Kosovo PM may sue over organ claims


Hashim Thaci plans to sue over reports he had civilian detainees killed for their kidneys (AP)

Kosovo’s prime minister Hashim Thaci is planning to sue a European investigator whose report suggested he had civilian detainees killed for their kidneys when he was head of the Kosovo Liberation Army.

Thaci has contacted lawyers to pursue a libel suit against Council of Europe investigator Dick Marty, said a senior Kosovo official.

Mr Marty’s report suggests that Thaci was behind the alleged grisly trade of kidneys on the black market and also suggested Thaci was once the “boss” of a criminal underworld behind the alleged grisly trade. Kosovo’s government branded the report as “baseless”.

Thaci has not appeared in public since the report was released on Tuesday.

Mr Marty, a Swiss senator, led a Council of Europe team of investigators to Kosovo and Albania in 2009, following allegations of organ trafficking by the KLA published in a book by former UN War Crimes tribunal prosecutor Carla Del Ponte.

The 55-page report is an attempt to cast new light on the KLA, which received US backing in its fight to secure Kosovo’s independence from Serbia in 1999. Mr Marty says it is an attempt to unearth alleged crimes that went unpunished in the postwar period.
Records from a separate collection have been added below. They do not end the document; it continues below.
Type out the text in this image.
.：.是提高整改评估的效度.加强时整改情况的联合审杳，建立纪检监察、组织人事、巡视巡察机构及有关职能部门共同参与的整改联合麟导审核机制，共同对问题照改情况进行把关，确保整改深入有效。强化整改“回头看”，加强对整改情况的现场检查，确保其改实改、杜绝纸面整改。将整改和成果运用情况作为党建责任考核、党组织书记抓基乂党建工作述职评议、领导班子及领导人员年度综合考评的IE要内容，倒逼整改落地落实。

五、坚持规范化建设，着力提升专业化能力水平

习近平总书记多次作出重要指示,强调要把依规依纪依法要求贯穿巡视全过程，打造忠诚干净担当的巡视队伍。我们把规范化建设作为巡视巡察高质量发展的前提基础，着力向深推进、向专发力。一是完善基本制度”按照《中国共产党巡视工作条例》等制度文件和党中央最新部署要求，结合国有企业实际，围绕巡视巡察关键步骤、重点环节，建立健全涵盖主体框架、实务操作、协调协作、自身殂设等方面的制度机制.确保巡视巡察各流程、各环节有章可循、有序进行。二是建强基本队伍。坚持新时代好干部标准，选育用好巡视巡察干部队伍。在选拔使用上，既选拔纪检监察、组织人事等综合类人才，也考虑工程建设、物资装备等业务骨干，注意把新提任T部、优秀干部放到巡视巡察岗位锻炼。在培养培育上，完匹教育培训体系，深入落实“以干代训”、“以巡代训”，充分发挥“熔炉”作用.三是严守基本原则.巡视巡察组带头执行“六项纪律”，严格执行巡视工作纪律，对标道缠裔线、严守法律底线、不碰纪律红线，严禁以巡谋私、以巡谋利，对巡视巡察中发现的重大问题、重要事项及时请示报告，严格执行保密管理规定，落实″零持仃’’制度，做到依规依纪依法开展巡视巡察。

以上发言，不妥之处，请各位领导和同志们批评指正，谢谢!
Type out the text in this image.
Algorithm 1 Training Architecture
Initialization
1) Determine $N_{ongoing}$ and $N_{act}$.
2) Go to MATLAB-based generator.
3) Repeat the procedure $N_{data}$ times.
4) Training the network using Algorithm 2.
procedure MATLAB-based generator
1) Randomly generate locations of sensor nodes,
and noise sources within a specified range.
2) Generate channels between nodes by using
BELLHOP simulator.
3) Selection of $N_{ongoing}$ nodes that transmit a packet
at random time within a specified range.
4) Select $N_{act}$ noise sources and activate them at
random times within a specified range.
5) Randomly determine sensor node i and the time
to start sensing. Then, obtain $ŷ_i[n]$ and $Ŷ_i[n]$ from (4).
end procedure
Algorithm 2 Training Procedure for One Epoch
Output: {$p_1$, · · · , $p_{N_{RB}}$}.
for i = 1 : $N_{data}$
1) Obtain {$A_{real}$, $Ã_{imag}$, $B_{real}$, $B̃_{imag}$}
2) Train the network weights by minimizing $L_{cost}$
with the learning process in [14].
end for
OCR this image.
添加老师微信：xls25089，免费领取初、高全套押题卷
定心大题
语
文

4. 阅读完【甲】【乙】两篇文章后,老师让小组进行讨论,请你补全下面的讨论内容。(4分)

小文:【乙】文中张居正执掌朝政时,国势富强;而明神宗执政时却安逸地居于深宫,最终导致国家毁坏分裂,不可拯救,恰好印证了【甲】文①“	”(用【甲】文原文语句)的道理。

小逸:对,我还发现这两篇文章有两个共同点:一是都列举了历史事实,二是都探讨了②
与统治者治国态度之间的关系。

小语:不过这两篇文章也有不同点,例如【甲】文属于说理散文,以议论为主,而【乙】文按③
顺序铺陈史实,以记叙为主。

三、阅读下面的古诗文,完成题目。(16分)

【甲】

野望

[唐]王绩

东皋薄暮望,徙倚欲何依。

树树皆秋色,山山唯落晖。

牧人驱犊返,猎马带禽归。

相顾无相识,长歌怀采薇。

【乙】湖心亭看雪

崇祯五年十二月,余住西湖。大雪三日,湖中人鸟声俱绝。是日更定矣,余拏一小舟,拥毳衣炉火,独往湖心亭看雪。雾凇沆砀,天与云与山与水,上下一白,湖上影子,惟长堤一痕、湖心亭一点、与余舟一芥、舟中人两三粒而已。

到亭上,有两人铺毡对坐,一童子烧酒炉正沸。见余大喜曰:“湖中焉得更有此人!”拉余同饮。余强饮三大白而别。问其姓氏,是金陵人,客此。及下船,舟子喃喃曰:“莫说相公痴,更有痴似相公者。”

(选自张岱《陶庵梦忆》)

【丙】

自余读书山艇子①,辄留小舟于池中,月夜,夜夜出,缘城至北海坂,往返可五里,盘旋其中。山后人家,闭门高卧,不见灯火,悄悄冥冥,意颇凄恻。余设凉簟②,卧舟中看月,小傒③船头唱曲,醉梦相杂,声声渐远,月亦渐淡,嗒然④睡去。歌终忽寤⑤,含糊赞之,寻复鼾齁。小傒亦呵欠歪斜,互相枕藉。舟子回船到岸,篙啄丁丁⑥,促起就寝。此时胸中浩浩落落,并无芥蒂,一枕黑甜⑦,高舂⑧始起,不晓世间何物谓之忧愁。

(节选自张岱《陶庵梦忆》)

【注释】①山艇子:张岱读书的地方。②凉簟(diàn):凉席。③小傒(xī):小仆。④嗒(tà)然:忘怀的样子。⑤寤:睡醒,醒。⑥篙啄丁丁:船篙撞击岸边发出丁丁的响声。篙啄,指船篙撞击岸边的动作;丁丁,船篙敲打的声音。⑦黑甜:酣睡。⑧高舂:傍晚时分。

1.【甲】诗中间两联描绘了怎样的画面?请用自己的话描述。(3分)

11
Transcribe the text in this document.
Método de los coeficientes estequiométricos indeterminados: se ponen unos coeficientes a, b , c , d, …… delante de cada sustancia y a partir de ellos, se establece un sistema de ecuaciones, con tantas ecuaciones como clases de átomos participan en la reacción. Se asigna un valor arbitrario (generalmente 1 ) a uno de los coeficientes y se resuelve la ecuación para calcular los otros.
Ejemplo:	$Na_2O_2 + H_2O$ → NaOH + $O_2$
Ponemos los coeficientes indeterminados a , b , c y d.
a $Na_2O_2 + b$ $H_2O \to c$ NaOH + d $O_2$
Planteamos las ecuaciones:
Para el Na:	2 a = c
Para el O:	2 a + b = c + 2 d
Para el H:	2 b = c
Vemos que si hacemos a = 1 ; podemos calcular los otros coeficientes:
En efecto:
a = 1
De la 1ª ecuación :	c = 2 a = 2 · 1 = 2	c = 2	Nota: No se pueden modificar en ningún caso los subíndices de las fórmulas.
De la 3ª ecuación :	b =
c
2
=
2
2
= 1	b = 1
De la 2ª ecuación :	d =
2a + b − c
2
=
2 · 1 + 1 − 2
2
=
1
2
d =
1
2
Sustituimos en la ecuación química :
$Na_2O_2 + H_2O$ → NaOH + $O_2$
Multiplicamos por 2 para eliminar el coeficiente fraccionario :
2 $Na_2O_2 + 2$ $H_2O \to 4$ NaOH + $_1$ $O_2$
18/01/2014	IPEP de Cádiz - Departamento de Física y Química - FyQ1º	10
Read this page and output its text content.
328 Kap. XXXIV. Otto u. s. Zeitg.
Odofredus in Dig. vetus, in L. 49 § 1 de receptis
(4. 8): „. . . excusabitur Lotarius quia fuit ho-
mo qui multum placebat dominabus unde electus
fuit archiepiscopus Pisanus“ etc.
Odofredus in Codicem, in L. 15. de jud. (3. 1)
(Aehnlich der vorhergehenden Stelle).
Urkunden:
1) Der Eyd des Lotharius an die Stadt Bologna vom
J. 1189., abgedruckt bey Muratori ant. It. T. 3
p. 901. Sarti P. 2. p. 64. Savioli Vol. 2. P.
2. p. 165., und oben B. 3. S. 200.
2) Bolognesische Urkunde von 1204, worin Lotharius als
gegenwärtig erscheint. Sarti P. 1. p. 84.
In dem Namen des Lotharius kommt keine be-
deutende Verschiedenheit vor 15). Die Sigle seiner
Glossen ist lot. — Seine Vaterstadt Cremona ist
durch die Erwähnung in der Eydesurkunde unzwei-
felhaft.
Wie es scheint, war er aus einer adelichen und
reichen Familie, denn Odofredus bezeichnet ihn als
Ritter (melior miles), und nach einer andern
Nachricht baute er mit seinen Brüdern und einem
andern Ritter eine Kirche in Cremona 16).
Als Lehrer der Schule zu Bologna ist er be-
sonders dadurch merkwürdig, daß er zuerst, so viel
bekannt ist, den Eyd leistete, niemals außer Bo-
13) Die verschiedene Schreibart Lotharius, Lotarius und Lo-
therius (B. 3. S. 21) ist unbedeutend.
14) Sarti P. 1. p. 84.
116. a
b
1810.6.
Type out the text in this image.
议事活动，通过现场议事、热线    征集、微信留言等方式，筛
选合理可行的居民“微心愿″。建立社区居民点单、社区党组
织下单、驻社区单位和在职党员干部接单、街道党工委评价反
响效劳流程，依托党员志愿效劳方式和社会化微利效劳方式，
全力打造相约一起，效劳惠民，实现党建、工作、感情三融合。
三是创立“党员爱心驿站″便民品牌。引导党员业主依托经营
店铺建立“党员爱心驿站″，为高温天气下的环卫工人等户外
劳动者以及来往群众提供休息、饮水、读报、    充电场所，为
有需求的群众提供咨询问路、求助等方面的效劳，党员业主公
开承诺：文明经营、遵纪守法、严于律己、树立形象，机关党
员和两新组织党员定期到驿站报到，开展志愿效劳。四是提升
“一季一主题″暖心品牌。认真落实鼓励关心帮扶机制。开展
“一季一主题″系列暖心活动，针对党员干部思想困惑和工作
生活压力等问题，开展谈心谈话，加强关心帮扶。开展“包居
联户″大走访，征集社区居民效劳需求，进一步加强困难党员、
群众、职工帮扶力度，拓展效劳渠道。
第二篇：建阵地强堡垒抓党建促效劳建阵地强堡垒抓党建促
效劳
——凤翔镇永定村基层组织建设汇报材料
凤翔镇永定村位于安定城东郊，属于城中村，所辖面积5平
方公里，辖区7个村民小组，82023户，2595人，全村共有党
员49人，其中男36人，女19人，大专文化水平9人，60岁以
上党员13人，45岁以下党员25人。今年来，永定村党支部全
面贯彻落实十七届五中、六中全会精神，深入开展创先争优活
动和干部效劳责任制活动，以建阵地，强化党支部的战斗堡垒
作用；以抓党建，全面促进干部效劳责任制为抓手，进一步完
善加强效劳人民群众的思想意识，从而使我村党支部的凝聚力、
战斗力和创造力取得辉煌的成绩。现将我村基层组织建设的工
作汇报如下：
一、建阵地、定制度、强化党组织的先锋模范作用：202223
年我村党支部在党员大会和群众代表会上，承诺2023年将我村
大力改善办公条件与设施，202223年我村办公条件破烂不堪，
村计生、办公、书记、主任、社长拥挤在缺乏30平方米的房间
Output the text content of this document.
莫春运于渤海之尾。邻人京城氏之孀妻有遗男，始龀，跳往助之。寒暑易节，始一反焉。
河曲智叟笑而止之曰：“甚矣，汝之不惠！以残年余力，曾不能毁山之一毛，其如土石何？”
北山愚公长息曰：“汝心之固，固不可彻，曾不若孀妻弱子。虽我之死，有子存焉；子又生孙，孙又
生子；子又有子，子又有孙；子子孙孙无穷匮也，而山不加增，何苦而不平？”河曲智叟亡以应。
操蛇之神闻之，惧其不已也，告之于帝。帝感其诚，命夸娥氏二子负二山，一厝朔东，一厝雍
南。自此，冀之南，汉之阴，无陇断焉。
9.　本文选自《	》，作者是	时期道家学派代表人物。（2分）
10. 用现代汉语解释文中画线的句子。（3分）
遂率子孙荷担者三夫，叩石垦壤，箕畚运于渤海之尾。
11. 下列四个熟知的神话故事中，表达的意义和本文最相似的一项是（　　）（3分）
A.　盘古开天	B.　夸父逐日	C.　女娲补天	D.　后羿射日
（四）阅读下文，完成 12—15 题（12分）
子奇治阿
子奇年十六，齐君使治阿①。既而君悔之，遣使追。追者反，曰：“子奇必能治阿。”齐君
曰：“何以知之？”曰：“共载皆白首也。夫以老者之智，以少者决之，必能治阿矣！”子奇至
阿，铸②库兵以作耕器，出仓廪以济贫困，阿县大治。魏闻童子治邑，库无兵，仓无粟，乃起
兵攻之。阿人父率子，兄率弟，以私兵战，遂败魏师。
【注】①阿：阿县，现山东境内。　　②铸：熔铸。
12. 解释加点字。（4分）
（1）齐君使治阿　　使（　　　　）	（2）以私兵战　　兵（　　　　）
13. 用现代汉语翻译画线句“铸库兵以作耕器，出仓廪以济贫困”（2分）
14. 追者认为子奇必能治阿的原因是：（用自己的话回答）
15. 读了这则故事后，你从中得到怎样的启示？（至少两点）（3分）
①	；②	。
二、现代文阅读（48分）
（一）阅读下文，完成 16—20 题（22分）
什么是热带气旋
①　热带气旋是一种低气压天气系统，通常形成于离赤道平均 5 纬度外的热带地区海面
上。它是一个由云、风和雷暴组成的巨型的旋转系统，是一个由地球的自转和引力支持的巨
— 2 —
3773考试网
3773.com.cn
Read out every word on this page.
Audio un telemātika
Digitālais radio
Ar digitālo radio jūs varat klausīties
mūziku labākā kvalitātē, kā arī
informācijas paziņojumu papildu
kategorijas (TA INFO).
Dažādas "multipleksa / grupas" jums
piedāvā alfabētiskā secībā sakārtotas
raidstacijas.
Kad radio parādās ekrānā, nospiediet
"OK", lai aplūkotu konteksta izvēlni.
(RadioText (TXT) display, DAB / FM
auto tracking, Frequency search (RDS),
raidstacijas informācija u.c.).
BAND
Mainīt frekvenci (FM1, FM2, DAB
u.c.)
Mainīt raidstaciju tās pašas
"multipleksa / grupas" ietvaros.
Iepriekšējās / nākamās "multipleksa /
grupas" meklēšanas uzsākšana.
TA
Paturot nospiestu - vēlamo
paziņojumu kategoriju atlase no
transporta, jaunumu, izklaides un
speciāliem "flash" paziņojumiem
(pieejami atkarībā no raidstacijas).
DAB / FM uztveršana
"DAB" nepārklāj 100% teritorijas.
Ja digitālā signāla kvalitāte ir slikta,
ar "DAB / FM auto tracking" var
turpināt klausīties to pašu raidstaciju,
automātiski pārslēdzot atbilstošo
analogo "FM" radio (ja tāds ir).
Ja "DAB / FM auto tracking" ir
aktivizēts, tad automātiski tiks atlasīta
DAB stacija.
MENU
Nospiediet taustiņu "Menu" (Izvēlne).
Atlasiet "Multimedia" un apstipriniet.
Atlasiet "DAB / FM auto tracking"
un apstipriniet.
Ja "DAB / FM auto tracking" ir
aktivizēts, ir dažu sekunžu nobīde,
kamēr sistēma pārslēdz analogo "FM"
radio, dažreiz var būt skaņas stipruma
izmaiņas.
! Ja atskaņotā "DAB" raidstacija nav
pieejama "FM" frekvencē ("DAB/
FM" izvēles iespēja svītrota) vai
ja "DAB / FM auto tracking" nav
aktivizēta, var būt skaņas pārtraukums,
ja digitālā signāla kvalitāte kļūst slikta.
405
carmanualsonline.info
His investigation found that there were a number of detention facilities in Albania, where both Kosovan opponents of the KLA and Serbs were allegedly held once the hostilities in Kosovo were over in 1999, including a “state-of-the-art reception centre for the organised crime of organ trafficking”.

The report said the captives had their blood drawn and tested to help determine whether their organs would be suitable for transplant, and were examined “by men referred to as doctors” in the towns of Rripe and Fushe-Kruje.

Mr Marty said his findings were based on testimonies of “KLA insider sources” such as drivers, bodyguards, and other “fixers” involved in logistical and practical tasks, as well as “organisers”, or the ringleaders behind the lucrative organ trade.

The accounts pointed to “a methodology by which all of the captives were killed, usually by a gunshot to the head, before being operated on to remove one or more of their organs”, the report said.